É uma ilusão pensar que por causa da violência houve consenso e resolução, ou que manifestação sem violência é impossível. É fundamental para uma manifestação bem sucedida a simpatia: coisa singela mas difícil de conseguir.
Então como, afinal, conseguir simpatia do público?
A resposta está em uma das músicas da Valeska Popozuda: tiro, porrada e bomba.
É por meio da violência que se consegue mais facilmente o espetáculo e a atenção da mídia e assim, a simpatia do grande público. Enfim, a violência permite o espetáculo e o espetáculo cria simpatia E a violência só é um meio de se conseguir o espetáculo porque a polícia (o Estado na verdade) colabora e muito.
Pois bem, há uma frase atribuída a John Kennedy que diz mais ou menos que “um país que não garante democraticamente mecanismos para que revoluções e mudanças aconteçam, incita e até justifica a violência como único meio possível". Ou seja, defender o caráter estático de um sistema de relação políticas (ou amorosas) é a abertura para que meios mais contundentes e violentos aconteçam.

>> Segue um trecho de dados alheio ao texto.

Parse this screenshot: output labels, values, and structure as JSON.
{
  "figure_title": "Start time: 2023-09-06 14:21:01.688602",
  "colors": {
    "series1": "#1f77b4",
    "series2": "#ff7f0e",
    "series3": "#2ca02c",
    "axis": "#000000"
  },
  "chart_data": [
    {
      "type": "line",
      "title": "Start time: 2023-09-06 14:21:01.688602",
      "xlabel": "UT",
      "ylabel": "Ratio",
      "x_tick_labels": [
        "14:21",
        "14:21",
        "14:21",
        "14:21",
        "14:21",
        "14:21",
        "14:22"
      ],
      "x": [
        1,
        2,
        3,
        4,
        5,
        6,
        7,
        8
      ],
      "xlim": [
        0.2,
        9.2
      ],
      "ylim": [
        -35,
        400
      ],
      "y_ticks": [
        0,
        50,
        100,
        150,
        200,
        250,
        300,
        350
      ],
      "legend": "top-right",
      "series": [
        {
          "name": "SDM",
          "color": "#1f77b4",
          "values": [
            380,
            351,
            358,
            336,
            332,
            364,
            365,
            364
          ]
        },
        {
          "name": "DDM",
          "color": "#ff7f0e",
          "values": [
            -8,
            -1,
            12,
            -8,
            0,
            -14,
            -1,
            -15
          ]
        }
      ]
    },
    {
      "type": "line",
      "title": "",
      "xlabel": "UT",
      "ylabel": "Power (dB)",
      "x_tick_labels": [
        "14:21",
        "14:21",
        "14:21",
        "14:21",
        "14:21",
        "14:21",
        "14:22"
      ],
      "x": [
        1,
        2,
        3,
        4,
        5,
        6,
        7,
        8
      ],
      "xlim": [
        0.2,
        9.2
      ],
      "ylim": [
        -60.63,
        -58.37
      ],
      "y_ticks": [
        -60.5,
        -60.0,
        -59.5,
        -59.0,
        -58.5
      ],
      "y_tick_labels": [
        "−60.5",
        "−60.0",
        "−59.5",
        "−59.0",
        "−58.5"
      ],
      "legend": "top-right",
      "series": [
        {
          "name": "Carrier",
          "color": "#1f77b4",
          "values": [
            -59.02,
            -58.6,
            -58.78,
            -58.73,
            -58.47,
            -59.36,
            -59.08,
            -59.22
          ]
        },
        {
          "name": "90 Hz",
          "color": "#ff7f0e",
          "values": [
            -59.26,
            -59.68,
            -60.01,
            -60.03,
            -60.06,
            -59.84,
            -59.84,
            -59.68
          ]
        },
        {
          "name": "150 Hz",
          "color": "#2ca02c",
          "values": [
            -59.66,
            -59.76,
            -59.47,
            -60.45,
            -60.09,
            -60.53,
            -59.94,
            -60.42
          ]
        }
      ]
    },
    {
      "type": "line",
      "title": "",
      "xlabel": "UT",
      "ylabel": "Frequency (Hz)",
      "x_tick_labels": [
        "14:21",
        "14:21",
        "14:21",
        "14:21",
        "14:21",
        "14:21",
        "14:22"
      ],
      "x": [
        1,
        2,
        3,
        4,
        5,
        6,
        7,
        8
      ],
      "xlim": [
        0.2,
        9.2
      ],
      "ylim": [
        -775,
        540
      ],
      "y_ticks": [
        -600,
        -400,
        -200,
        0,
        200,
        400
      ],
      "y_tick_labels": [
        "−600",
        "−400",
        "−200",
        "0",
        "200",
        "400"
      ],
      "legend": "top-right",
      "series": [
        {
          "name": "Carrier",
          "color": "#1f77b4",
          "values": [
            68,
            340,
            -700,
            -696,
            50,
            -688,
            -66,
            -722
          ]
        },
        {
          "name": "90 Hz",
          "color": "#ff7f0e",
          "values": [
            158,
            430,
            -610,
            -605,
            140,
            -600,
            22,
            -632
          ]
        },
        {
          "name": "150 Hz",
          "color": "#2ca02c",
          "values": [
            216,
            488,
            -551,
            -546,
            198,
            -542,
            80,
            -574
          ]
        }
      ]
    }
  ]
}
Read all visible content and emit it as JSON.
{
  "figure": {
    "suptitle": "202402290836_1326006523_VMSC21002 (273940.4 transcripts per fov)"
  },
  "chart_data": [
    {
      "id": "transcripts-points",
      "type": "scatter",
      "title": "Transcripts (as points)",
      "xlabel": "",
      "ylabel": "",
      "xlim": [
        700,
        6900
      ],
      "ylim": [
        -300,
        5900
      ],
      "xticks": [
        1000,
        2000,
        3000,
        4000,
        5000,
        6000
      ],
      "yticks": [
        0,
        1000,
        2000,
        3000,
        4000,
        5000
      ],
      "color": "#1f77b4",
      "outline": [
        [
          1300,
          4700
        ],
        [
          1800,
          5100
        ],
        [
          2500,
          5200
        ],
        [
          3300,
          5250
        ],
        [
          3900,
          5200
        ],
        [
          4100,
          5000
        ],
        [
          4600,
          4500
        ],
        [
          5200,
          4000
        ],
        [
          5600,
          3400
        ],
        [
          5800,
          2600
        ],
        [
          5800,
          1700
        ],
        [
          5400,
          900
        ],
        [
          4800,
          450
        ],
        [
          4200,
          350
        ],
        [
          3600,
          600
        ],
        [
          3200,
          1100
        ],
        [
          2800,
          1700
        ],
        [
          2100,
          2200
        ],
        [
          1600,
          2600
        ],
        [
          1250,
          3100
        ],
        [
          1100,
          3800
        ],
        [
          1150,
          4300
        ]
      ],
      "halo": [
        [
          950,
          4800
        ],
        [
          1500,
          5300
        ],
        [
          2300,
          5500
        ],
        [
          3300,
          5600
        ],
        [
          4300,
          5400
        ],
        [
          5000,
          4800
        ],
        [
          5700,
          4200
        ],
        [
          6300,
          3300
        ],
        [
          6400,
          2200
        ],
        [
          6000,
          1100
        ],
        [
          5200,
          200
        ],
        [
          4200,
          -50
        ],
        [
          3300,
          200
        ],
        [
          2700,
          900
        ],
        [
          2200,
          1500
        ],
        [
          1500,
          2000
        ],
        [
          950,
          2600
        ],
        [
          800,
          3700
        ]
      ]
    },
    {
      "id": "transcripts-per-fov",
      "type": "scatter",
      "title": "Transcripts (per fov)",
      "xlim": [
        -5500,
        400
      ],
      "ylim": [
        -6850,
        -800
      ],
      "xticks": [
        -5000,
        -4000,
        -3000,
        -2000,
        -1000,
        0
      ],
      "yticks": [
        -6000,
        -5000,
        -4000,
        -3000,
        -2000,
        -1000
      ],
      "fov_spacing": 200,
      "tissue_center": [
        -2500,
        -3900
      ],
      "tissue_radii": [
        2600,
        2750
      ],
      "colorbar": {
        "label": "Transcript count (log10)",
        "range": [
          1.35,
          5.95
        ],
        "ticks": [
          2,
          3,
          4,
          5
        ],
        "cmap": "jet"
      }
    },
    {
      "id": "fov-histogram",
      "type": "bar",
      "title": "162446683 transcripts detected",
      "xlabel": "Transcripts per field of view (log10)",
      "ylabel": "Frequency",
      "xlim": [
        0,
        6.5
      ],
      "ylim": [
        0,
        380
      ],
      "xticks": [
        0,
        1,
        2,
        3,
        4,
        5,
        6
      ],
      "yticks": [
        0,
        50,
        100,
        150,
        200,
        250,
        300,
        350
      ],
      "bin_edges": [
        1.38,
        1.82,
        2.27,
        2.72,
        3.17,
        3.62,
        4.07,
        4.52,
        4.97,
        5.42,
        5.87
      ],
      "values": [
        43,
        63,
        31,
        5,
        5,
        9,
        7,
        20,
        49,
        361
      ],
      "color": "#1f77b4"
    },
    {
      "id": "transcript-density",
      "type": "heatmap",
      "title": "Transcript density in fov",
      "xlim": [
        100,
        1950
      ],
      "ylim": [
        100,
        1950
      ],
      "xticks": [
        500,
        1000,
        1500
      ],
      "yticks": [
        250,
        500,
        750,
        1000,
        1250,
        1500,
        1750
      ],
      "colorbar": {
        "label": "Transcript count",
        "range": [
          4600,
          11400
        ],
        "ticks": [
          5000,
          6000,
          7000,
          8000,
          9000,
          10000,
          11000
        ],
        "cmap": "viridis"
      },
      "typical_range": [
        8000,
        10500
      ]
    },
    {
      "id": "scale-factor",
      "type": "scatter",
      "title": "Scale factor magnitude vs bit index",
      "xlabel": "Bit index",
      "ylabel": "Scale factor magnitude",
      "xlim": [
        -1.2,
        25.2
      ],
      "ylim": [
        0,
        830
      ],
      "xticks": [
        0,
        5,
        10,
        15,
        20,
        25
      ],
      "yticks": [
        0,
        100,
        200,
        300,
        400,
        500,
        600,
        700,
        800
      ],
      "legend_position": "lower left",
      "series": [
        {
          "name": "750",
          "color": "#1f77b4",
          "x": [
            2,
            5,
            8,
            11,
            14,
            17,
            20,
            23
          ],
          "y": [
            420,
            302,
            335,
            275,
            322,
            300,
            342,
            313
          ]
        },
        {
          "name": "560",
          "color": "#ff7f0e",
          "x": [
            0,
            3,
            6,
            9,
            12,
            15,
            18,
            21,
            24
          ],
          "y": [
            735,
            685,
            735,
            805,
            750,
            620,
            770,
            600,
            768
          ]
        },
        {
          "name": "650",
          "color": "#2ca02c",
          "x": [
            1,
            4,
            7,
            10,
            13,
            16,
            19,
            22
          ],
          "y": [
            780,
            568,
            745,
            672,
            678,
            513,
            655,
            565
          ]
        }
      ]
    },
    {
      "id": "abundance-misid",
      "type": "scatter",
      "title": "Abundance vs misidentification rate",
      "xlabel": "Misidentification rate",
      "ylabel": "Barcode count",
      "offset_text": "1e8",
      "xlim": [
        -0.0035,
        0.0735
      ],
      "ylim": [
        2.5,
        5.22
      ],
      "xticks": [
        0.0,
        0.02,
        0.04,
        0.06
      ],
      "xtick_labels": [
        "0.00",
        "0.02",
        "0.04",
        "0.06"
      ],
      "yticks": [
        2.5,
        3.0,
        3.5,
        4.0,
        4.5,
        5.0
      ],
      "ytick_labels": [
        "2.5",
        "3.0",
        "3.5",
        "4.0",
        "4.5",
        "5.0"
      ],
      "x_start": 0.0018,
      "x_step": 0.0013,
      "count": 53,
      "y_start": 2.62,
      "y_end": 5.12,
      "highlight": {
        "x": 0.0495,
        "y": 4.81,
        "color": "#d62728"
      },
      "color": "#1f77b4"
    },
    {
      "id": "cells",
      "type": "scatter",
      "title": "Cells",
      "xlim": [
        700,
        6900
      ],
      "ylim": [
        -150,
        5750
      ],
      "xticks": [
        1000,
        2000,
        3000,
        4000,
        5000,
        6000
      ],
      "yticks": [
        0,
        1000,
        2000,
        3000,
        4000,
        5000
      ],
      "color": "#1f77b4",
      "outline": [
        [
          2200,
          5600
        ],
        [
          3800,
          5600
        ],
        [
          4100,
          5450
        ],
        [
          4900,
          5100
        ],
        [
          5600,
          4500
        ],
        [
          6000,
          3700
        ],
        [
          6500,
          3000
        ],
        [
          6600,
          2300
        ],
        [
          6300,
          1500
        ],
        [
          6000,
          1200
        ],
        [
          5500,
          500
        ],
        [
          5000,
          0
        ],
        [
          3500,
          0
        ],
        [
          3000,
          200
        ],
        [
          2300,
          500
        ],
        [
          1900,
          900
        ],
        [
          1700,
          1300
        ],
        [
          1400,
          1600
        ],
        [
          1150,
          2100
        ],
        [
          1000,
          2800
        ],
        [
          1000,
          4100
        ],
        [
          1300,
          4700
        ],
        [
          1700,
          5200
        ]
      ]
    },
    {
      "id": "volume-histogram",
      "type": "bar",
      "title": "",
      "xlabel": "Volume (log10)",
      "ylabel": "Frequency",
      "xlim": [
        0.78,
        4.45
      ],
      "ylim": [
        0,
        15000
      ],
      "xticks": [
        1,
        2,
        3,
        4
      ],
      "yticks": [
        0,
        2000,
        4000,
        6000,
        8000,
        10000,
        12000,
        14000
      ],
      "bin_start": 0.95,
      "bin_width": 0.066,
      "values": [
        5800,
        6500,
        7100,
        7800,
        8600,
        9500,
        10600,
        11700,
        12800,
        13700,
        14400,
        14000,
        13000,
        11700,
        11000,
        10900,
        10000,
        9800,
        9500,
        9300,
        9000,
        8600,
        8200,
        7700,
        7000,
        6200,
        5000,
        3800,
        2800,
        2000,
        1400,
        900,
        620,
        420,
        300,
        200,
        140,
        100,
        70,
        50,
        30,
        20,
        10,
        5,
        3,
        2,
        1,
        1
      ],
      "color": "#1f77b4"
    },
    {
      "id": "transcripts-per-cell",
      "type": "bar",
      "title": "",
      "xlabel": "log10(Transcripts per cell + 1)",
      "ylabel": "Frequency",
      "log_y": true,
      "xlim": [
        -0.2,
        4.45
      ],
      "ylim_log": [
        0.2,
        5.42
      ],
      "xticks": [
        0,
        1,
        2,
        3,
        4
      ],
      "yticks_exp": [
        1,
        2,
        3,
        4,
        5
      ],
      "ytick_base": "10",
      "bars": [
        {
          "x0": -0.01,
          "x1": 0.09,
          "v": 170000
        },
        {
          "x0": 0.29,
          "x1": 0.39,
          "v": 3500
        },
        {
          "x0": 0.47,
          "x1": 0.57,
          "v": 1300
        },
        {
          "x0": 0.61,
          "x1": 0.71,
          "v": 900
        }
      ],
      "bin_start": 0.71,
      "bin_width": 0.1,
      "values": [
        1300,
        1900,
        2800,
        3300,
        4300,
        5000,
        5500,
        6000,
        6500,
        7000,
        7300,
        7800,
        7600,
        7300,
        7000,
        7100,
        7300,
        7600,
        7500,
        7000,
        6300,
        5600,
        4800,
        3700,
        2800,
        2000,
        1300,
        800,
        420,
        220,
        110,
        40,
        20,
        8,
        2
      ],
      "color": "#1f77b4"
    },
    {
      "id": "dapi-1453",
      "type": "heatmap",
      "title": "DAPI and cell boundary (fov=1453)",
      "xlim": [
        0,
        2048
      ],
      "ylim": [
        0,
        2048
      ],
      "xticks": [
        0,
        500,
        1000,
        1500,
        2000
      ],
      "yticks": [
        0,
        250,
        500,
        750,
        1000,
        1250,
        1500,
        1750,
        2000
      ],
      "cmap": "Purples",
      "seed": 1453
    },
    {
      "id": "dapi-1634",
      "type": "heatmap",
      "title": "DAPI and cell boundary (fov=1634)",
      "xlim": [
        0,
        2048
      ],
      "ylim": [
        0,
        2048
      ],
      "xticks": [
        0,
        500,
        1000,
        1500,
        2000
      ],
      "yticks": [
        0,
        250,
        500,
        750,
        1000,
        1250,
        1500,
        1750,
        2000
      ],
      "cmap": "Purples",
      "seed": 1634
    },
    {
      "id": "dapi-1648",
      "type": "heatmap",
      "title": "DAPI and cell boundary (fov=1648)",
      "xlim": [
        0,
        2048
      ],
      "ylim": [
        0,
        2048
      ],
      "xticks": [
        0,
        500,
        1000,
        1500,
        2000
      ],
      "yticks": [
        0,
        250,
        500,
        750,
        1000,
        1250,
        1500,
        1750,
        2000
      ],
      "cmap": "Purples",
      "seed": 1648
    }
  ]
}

Posso dizer que há a possibilidade de que toda violência que assistimos pela TV dessas manifestações sejam resultado de um resposta inadequada da polícia. Não estou acusando a polícia de ser violenta e truculenta, pois ela deve ser assim em certas circunstâncias. Porém, a polícia deve considerar que a defesa do patrimônio público e privado e a garantia da ordem por meio da violência em manifestações têm um efeito semelhante a tentar se apagar o fogo com gasolina. E mais, uma manifestação que poderia acabar com alguns vidros quebrados pode terminar como um grande espetáculo de guerra em praça pública.
Uma guerra existe quando pelo menos dois lados se conflitam ativamente. Enfim, penso que se a polícia ceder, se a polícia utilizar de meios não violentos e mais inteligentes de repressão as histórias das manifestações poderiam ser bem diferentes. É apenas uma hipótese a ser testada.
A frase “ordem e progresso”, ou seja, que para se conseguir um progresso precisamos de ordem e não bagunça, representa a tradição de se pensar mudança como algum ruim e incômodo que deve ser reprimido. Isso faz da sociedade brasileira uma das mais violentas e retrógradas. A maneira com que a polícia se comporta é um sintoma, um sinal sobre o funcionamento da nossa própria vida social e de nossos hábitos familiares. Para mudar isso é preciso eliminar a violência coerção como discurso possível, como ferramenta de ordem, enfim, como garantia de progresso.